Neobanks could also hit up to 10 million deposit accounts by this year.
The numbers assume that the Philippine population will have nearly 65.7 million people between the age of 20-64 by 2025. The analysis subtracted low-income and unemployed population, high income citizens with little interest in financial services, and citizens with low technological literacy, amongst other groups, to arrive at their assumption.
As a result, the target audience was reduced to 51.4 million potential clients, who make up almost half of the country's population. This figure reportedly correlates with the number of adult Filipinos (51.2 million) who remain unbanked.
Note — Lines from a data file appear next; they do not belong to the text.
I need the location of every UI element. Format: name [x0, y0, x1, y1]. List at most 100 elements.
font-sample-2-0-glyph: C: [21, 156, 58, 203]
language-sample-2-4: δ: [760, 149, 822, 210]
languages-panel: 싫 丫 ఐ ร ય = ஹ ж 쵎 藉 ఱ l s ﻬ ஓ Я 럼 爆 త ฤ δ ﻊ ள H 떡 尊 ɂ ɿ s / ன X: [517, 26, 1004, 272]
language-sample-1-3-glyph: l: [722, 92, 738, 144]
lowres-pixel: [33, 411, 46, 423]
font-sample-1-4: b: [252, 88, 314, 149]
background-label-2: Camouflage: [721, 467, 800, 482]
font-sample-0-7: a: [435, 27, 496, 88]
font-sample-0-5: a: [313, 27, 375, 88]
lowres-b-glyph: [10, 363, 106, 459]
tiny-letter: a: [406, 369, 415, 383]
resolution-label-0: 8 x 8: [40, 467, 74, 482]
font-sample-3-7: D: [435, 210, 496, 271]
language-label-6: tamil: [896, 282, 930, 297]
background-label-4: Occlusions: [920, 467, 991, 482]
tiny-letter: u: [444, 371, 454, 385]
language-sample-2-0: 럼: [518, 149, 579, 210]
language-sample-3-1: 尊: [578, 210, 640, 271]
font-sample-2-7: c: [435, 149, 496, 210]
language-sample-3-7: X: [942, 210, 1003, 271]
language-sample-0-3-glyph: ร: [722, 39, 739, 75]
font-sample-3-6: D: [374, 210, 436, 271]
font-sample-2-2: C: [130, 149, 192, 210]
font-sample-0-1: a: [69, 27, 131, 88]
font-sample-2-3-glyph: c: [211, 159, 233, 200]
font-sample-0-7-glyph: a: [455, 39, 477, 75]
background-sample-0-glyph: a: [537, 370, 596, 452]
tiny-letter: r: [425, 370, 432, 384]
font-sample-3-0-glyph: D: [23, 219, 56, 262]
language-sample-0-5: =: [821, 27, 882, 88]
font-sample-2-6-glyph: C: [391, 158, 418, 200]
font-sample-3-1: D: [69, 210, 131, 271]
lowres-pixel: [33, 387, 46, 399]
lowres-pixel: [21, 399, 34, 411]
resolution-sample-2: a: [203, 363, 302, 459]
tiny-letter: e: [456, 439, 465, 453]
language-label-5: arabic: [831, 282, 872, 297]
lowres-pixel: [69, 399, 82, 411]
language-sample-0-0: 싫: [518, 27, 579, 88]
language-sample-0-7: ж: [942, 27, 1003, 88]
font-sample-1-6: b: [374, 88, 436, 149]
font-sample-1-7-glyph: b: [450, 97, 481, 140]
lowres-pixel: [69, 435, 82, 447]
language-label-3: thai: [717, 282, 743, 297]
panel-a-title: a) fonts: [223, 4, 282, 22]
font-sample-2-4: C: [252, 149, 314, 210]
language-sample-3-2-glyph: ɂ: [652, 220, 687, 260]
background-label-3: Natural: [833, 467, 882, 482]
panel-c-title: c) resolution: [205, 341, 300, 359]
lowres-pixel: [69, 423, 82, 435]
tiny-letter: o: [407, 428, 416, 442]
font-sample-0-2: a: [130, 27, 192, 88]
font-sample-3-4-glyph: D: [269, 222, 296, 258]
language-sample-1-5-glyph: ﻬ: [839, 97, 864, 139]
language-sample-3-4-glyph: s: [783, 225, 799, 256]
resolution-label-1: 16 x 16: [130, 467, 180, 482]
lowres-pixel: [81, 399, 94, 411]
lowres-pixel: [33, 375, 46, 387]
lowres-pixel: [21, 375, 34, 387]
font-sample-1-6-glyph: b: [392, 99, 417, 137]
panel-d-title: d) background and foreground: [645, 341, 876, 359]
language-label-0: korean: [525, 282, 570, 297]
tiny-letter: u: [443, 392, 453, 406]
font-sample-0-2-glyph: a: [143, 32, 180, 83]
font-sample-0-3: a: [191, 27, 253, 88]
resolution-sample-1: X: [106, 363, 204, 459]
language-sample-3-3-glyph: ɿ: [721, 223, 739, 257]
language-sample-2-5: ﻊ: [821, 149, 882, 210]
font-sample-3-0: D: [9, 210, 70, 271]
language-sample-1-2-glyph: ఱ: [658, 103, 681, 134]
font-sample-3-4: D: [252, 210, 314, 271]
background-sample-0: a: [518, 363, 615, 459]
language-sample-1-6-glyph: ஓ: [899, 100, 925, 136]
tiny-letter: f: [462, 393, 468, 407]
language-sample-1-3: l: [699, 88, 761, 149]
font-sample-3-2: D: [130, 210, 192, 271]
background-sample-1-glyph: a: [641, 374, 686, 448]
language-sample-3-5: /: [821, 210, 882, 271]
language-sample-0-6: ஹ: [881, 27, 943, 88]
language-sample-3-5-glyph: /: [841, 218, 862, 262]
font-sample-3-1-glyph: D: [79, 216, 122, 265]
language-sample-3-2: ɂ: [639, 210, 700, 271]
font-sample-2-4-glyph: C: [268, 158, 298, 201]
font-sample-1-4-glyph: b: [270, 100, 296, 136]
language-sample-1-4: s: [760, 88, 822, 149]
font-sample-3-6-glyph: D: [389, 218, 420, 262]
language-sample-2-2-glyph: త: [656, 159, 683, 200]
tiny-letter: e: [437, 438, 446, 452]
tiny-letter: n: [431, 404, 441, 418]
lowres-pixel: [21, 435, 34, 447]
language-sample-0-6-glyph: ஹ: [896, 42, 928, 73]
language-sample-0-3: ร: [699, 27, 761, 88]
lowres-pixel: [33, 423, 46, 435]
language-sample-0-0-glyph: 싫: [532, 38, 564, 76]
By 2025, the population is expected to have nearly 100% access to the Internet and mobile connection, so the technological restrictions on the use of fintech services have not been taken into account, according to Una Financial.
The potential expansion of the neobank industry may increase the share of consumer loans to GDP to 12-15% in 2025, the report further noted.
Furthermore, the rapid inclusion of the population from non-capital regions and the gradual growth their incomes will allow the market to reach $15b, which is a 20% share in the total volume of consumer loans in the Philippines.